At 9:23 AM, Blogger John L. Welch said...

A default judgment has no issue preclusive effect since no particular issue has been decided. It does have claim preclusion effect, in that the losing applicant cannot get a registration by re-filing the same application.

At 10:29 AM, Anonymous joe dreitler said...

It raises a whole new level of procedural contentiousness in every Opposition/Cancellation. Section 2(d) is not the same as Section 32 for the obvious reason. Both deal with likelihood of confusion. One has only to do with registration and the other, if proven, usually results in an injunction barring use. While duPont may be somewhat similar to the Polaroid or Frisch's factors employed by district court judges, in practice they are not applied the same way for the reason that federal judges have applied a stricter standard given the power of an injunction. The numbers of successful 2(d) Oppositions in my reading of the last 37 years is much higher than finding of likelihood of confusion and injunctions issued in federal courts. There are numerous reasons for this, chief among them the fact that a Board finding of likelihood of confusion has not required an Applicant to cease use of a mark, whereas in federal courts it results in some type of prohibition on use or modification of use.
Will the Board assume the role of a civil court? In my experience the majority of Board actions have not required either the discovery, the testimony or the amount of evidence that parties produce in civil proceedings where the right to use is at stake. Can lawyers now afford not to treat a Board proceeding like they would a full blown infringement case in a federal court?
We also have this body of law sitting there that said filing an Opposition was not grounds for a civil suit declaratory judgment action. Medimmune lowered that bar, but given that a TTAB decision on likelihood of confusion can control, it fails the laugh test to say that filing an opposition against a use based application does not rise to the level of seeking a federal court to rule that there is no likelihood of confusion.
Since a lot of districts do not get that many trademark cases, it's pretty easy for a federal judge with a crowded criminal docket to take the easy way out and say that the Supreme Court has given me the chance to get rid of this by saying that there is a likelihood f confusion, so I'm agreeing with that, issuing an injunction and take it up on appeal if you want to argue that you deserve a trial de novo.
Finally, the case law is equivocal on whether a decision by a federal judge finding no likelihood of confusion in an infringement action is binding on the USPTO in an application to register the mark found not confusing. Given that Sections 2(d) and 32 are for very different purposes, that result is somewhat understandable. So we have the incredible outcome that an Article III judge can be bound by the decision of the PTO’s ALJ’s on the ultimate issue in an infringement suit – likelihood of confusion, but the Trademark Examiners are not bound by a decision of no likelihood of confusion by an Article III judge.
Not much thought given to the ramifications of this decision on the substantive law, just an effort to deal with administrative law and who cares about trademark law day to day. Incredibly poor decision that adds complexity and costs to a subject that really did not need either.

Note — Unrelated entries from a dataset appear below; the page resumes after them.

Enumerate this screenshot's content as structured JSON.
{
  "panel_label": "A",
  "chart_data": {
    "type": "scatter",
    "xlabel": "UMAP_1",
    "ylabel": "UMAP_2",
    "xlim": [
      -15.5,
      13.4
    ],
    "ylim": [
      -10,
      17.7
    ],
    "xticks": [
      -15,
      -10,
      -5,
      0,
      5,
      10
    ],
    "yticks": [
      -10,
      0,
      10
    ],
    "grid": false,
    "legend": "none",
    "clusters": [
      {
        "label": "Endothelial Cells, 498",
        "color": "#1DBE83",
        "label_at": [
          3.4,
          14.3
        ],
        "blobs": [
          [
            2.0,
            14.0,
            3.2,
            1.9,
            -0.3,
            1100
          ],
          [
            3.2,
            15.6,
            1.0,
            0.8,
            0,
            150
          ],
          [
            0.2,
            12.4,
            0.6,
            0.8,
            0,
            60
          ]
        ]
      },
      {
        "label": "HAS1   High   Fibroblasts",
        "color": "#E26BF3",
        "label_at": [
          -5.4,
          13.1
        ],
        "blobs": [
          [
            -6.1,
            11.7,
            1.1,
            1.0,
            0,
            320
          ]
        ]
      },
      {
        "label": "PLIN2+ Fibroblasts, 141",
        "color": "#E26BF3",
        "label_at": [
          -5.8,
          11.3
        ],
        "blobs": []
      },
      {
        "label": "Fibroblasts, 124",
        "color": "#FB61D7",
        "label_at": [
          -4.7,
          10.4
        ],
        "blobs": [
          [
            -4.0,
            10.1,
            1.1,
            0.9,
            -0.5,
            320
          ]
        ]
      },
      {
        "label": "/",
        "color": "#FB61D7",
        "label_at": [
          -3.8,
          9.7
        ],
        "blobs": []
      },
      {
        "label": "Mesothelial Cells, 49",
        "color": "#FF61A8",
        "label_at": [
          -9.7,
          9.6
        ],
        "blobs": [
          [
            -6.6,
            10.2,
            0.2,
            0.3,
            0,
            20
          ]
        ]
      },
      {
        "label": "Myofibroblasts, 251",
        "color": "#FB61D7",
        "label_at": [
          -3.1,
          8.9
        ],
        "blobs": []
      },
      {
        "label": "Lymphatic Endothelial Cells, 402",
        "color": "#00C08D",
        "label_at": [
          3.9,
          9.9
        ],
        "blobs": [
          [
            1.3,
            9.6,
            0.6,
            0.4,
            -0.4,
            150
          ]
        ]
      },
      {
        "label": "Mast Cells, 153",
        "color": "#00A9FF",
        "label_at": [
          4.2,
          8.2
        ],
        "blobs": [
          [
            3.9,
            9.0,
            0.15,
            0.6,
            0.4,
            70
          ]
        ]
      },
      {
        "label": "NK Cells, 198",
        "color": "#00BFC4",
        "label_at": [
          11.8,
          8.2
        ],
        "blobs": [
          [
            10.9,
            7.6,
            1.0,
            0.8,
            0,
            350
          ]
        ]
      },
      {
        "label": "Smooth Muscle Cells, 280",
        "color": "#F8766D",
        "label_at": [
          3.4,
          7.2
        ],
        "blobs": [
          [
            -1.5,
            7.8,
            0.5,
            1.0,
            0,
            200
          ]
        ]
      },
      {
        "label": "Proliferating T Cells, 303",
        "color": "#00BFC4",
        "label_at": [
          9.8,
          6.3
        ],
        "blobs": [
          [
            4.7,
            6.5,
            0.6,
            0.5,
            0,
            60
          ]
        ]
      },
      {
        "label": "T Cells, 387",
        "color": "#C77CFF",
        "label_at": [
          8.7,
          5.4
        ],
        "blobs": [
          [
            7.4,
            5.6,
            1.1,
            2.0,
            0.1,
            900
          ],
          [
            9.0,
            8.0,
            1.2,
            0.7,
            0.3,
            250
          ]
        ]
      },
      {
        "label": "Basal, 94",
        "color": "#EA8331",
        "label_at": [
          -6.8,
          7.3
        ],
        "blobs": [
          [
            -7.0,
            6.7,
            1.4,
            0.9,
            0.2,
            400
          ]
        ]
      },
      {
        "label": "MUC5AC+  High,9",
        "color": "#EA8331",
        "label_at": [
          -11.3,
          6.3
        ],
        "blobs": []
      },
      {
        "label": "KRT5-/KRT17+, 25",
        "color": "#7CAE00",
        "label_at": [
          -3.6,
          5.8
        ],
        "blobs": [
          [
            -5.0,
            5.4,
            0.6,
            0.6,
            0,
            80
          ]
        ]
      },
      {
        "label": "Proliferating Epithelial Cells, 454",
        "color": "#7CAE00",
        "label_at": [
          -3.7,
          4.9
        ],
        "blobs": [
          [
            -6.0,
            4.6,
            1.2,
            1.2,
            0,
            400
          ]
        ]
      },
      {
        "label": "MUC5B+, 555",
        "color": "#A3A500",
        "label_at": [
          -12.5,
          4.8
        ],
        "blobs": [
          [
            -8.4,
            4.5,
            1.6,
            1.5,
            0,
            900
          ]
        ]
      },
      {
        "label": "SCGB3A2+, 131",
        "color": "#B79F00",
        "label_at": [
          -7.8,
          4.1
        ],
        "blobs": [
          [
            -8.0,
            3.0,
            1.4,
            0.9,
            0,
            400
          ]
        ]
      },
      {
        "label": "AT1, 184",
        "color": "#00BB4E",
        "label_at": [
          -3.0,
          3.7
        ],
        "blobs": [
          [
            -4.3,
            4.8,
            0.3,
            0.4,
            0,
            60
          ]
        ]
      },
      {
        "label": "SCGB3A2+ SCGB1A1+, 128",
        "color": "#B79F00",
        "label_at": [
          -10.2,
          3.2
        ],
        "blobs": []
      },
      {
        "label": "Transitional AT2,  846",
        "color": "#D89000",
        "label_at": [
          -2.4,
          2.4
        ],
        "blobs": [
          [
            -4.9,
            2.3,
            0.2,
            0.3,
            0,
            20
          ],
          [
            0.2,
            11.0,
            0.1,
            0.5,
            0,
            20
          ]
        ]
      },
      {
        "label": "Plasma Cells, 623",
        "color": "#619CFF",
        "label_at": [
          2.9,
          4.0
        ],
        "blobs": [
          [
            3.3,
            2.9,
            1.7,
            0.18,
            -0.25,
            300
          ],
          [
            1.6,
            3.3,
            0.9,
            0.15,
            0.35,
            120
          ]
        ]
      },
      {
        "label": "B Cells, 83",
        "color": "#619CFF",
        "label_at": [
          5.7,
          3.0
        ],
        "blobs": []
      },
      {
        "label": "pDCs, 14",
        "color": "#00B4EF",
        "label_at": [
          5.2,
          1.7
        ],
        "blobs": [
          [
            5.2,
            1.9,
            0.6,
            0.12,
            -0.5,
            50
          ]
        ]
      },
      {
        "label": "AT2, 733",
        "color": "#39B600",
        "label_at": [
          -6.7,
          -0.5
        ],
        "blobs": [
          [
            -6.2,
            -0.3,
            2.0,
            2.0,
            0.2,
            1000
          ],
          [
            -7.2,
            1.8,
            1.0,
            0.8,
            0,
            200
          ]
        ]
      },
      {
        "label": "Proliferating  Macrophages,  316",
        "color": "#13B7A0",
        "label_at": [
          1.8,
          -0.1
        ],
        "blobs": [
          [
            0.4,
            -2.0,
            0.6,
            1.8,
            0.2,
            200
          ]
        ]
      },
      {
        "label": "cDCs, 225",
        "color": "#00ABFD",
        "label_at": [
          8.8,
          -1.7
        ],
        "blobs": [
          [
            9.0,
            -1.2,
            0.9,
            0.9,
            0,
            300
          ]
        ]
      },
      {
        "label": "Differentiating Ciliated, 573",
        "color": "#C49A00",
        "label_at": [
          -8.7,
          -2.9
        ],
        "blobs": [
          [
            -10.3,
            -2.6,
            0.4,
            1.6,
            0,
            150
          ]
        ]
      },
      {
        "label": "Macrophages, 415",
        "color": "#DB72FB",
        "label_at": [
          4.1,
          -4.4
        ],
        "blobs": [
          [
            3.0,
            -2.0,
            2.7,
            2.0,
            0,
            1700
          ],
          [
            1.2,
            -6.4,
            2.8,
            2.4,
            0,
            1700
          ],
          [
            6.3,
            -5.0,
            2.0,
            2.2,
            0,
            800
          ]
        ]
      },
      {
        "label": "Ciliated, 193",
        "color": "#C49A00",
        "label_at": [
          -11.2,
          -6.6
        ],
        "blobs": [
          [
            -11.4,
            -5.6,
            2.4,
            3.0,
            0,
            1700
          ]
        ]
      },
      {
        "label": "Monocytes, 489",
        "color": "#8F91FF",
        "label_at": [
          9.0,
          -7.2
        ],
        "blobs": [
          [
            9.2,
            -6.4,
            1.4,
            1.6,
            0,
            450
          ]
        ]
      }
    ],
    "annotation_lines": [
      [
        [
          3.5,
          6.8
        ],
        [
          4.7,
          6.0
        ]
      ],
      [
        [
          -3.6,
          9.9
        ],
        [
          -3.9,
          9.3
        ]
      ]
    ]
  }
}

At 11:54 AM, Anonymous Erik Pelton said...

Will preclusion be "out the window" if the evidence sought to add on de novo appeal was available during the TTAB proceeding? I don't see why it would be. For that reason, I expect bigger records and broader discovery in TTAB cases going forward as parties will not want to miss covering all the evidence and all the DuPont factors for fear that they can't raise them later. I also believe there is likely to be an uptick in the number of Board proceedings because corporations may be able to essentially get the same results as federal court with in an easier to manage proceeding with less expense and greater predictability.

At 4:41 PM, Anonymous Anonymous said...

I expect an opposers will take a favorable judgment to an infringement action and ask for an injunction and an award of damages. I would do it.